Despite that trend away from the dark-web sale of fentanyl, four members of the US Congress this week reintroduced a bill called the Dark Web Interdiction Act to increase sentences for those drug dealers on the dark-web, particularly targeting fentanyl. The bill would also strengthen and make permanent the Joint Criminal Opioid and Darknet Enforcement task force that has helped coordinate law enforcement’s takedown of hundreds of alleged dark-web drug dealers and traffickers recently. years.
But even as the dark-web retail cryptocurrency trade in fentanyl is banned, and while law enforcement units crack down on the rest of it, Elliptic’s research shows that cryptocurrency-based wholesaling of the fentanyl substance to the drug cartels—that produce synthetic opioids. and smuggle it into the US and other countries for sale in the physical world-continues. In its study of precursor-selling chemical labs, Elliptic said several of the websites surveyed specifically mentioned that they shipped to customers in Mexico, and 17 of the labs also sold finished fentanyl and other more powerful opioids.
Those Chinese chemical companies do some cases of selling products other than fentanyl precursors, Elliptic Robinson notes, and he agrees that blockchain analysis cannot tell the difference between sales and sales of fentanyl mixture. Some also sell precursors to amphetamines, methamphetamine, and other opioids. But Elliptic researchers have seen companies advertise that fentanyl precursors are their best-selling products, in some cases. Robinson also noted that Elliptic does not claim to measure the entire crypto-based fentanyl supply chain, but only takes a “snapshot” of the transactions it can identify. This suggests that his $27 million estimate is likely lower than the total value of fentanyl precursor sales over the past half decade.

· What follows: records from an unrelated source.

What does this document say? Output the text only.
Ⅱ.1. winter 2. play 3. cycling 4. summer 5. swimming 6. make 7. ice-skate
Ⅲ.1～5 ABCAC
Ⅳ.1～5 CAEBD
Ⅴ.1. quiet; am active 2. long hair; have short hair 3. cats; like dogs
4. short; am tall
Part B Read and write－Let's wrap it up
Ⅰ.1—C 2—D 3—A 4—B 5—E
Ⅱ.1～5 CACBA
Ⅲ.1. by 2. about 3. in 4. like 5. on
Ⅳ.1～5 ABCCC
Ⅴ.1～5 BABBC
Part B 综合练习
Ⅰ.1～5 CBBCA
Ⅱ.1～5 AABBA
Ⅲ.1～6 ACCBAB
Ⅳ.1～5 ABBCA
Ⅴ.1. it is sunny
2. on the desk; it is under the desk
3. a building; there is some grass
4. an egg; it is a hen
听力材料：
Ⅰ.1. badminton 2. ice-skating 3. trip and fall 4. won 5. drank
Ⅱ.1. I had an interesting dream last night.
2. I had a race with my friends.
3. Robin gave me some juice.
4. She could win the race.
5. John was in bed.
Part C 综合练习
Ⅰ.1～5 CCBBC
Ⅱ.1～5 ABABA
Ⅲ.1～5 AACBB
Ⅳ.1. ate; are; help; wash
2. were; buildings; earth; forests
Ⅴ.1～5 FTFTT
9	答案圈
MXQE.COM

The US government may be more aware of the activity of fentanyl precursor dealers in China and the role of cryptocurrency, but so far the US has been operating on a smaller scale than the industry discovered by Elliptic. The US Treasury Department last month imposed sanctions against four Chinese men and two chemical laboratories, Wuhan Shuokang Biological Technology and Suzhou Xiaoli Pharmatech, for selling fentanyl precursors to drug cartels. in Mexico. Three of the men were also charged in absentia. The fourth, according to the Treasury announcement, was a partner who accepted cryptocurrency payments for one of the two companies.
The decision by Chinese chemical firms to accept cryptocurrency for their fentanyl ingredient sales may seem counterintuitive, given the ability of companies like Elliptic and other cryptocurrency-tracing firms to track sales of dangerous and potentially illegal products across the globe. blockchains. But Robinson says Chinese companies likely use crypto because it’s difficult to seize or block—and they may not mind the money being tracked by Western companies and law enforcement as long as they can see more. they are a cryptocurrency exchange willing to pay it. outside. “If a Chinese company wants to accept crypto payments, there’s nothing stopping that from happening,” Robinson said.

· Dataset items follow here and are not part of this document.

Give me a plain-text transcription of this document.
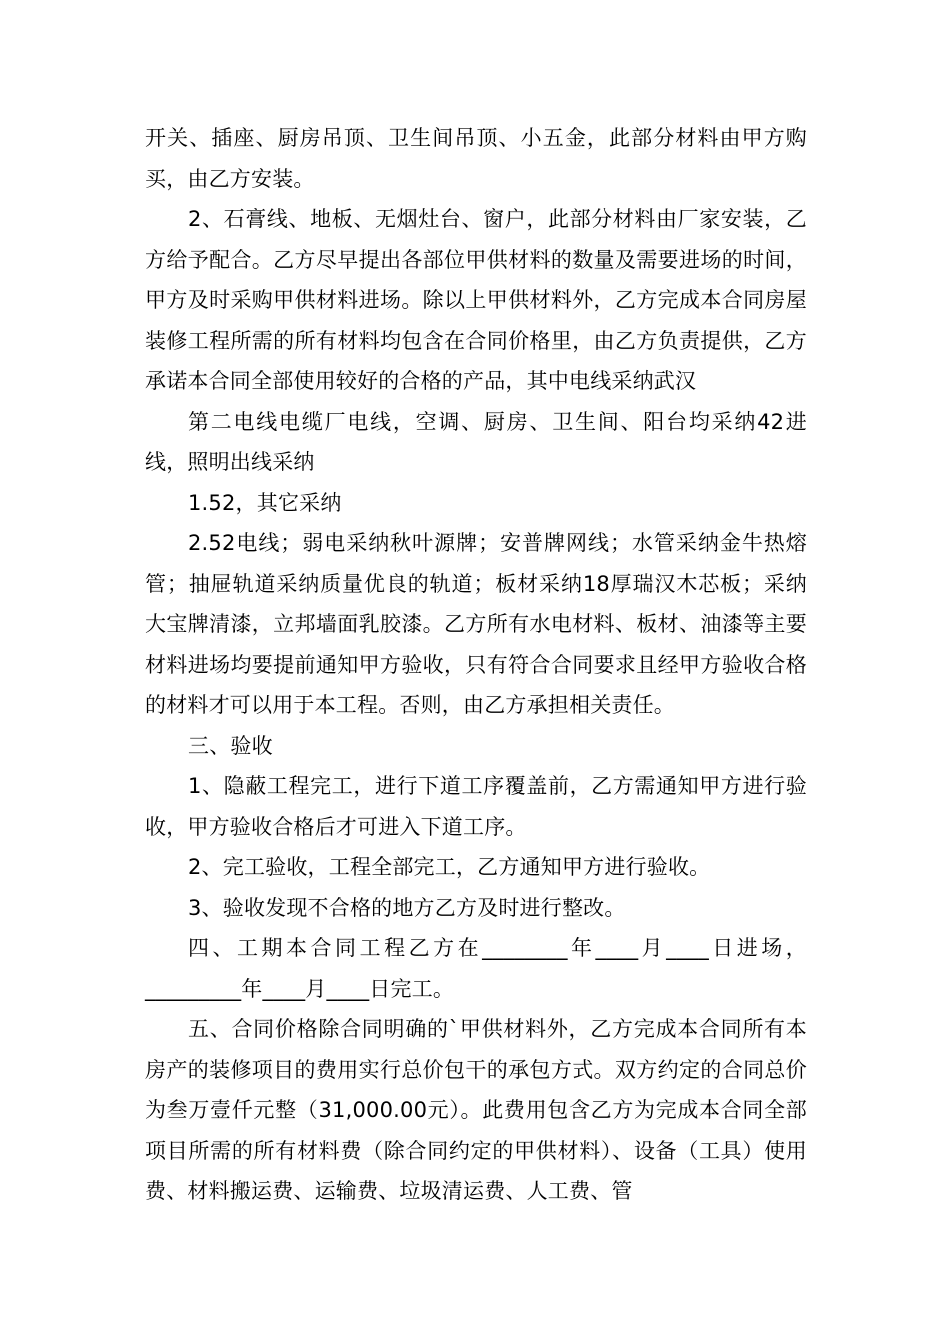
开关、插座、厨房吊顶、卫生间吊顶、小五金，此部分材料由甲方购买，由乙方安装。

2、石膏线、地板、无烟灶台、窗户，此部分材料由厂家安装，乙方给予配合。乙方尽早提出各部位甲供材料的数量及需要进场的时间，甲方及时采购甲供材料进场。除以上甲供材料外，乙方完成本合同房屋装修工程所需的所有材料均包含在合同价格里，由乙方负责提供，乙方承诺本合同全部使用较好的合格的产品，其中电线采纳武汉

第二电线电缆厂电线，空调、厨房、卫生间、阳台均采纳42进线，照明出线采纳

1.52，其它采纳

2.52电线；弱电采纳秋叶源牌；安普牌网线；水管采纳金牛热熔管；抽屉轨道采纳质量优良的轨道；板材采纳18厚瑞汉木芯板；采纳大宝牌清漆，立邦墙面乳胶漆。乙方所有水电材料、板材、油漆等主要材料进场均要提前通知甲方验收，只有符合合同要求且经甲方验收合格的材料才可以用于本工程。否则，由乙方承担相关责任。

三、验收

1、隐蔽工程完工，进行下道工序覆盖前，乙方需通知甲方进行验收，甲方验收合格后才可进入下道工序。

2、完工验收，工程全部完工，乙方通知甲方进行验收。

3、验收发现不合格的地方乙方及时进行整改。

四、工期本合同工程乙方在________年____月____日进场，_________年____月____日完工。

五、合同价格除合同明确的`甲供材料外，乙方完成本合同所有本房产的装修项目的费用实行总价包干的承包方式。双方约定的合同总价为叁万壹仟元整（31,000.00元）。此费用包含乙方为完成本合同全部项目所需的所有材料费（除合同约定的甲供材料）、设备（工具）使用费、材料搬运费、运输费、垃圾清运费、人工费、管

But traceability also creates an opportunity to pressure cryptocurrency exchanges to cut off the accounts of sellers of the fentanyl precursor identified by Elliptic. Elliptic, in fact, has announced exchanges of hundreds of addresses linked to it by Chinese chemical companies. “There’s definitely a role for services to prevent this,” Robinson said. And exploiting that crypto choke point might cut off at least a portion of the deadly flow of fentanyl around the world—not at its destination, but at its source.